I wrote this for my website, then decided to hijack it for the blog. There will be formatting glitches because I wrote it in Word.
Earlier this month, I received a letter at my home addressed to someone who, to my knowledge, has never lived here. (I know the names of the three previous residents, going back to 1998).
Normally, I would toss such a letter into the recycling pile. But this letter looked official. I’ve had a lot of problems with my mail lately simply because I tried to have it forwarded for a few weeks, so I didn’t want someone else to miss an important document because of a delivery snafu.
I opened it and discovered a bill for the first payment on a $30,000-plus loan on a 2008 Audi, purchased last month.
Hmmm. I looked outside. Nope, I’m still driving a Jetta. We did have a big anniversary in the house last month, so let me check again. Nope, I’m still driving a Jetta. (Don’t pity me. It has Sirius radio, a diesel engine that gets 45 miles to the gallon on the highway AND it’s paid for.)
I called Audi Financial Service. The customer representative was gratifyingly perturbed, which is not the experience I always have when trying to be a good citizen. My sightings of rare fowl, for example – a crane in San Antonio, an albino peahen in New Orleans – were not treated with the respect and gravitas that I thought they deserved. The rep asked that I send the bill back to Audi. End of story.
Two days later, something pinged my memory. I knew the name on the bill: It was one of my 1,000-plus Facebook friends.
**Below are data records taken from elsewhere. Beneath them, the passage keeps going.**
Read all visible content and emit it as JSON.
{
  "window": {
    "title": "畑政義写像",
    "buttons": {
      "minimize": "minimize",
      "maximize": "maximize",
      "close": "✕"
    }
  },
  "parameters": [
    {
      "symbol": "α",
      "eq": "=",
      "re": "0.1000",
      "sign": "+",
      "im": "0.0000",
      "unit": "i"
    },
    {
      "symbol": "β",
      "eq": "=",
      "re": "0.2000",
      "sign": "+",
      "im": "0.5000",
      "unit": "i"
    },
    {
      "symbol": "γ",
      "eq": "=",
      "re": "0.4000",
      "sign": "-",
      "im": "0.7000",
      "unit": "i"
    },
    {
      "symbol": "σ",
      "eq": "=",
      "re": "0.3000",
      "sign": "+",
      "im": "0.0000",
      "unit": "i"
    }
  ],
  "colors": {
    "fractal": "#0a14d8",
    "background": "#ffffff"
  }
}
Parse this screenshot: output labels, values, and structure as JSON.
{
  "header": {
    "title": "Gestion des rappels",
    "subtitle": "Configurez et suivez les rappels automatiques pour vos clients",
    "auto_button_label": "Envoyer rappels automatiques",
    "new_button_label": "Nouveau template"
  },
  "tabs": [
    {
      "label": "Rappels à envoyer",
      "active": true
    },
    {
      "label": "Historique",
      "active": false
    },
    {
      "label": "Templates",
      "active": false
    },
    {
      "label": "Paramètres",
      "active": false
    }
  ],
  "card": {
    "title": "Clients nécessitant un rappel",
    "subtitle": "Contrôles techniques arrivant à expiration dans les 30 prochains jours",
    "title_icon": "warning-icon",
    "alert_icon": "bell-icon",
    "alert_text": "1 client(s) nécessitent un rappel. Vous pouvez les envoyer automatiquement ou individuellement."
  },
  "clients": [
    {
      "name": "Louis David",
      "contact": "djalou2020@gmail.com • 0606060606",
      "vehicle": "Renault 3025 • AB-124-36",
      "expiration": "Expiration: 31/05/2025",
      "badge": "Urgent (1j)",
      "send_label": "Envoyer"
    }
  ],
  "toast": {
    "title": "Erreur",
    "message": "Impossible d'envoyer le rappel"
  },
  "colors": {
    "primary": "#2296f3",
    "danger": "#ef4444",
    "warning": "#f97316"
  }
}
No, I don’t have 1,000 friends. I probably don’t even have ten, if one defines friends as “people who will drive you to the airport and go to your house late at night when you are seven time zones away and check to see why your front door is open.” (Love you, Linda and John and everyone on this block-that-must-not-be-named!) And when I joined Facebook two years ago, I intended to “friend” only people I knew.
But I also wanted to use FB to reach out to readers and I didn’t want to be hierarchical, or say, “No, you can’t be my friend, but you can join my fan page!” I also did not want to use Twitter, another bit of social networking that publishers like authors to try. To paraphrase Linda Evangelista, I don’t get out of bed in the morning for 140 characters. So I opened up my Facebook page to anyone who requested friendship, although I always checked our mutual friends first. Since that time, I have declined to friend two people – a creepy guy (based on his page/preferences) and an author who did something really bitchy to a writer I consider one of the nicest people in the world.
Now the name of the Audi owner, to borrow a Facebook friend’s pithy observation, falls somewhere between John Smith and Keyser Sose in the continuum of commonality. I dropped the name into the Switchboard.com database and found 59 matches. My own yields only ten (none of them me) and yet I know I have been confused with at least one other Laura Lippman.
I already subscribe to a service that monitors my credit rating and credit card applications to help protect me against identity theft. There has been no activity on my account in the past month. And, remember, my name doesn’t appear on the loan payment for the Audi. Just my address, which — I know from many hapless delivery guys who rely on GPS systems — is one letter off from a street in Baltimore County, a part of the county where a new Audi seems a completely reasonable purchase even in these hard times. (Just glanced outside. Still driving a Jetta.)
So, I was leaning toward coincidence.
Then I did another search. Of the 59 people with that name in the United States, there is one a block away. His address is one digit off from mine. So one day, when I glance outside, I might see an Audi. But I’ll still be driving a Jetta.
But I also might have found an idea for the next novel.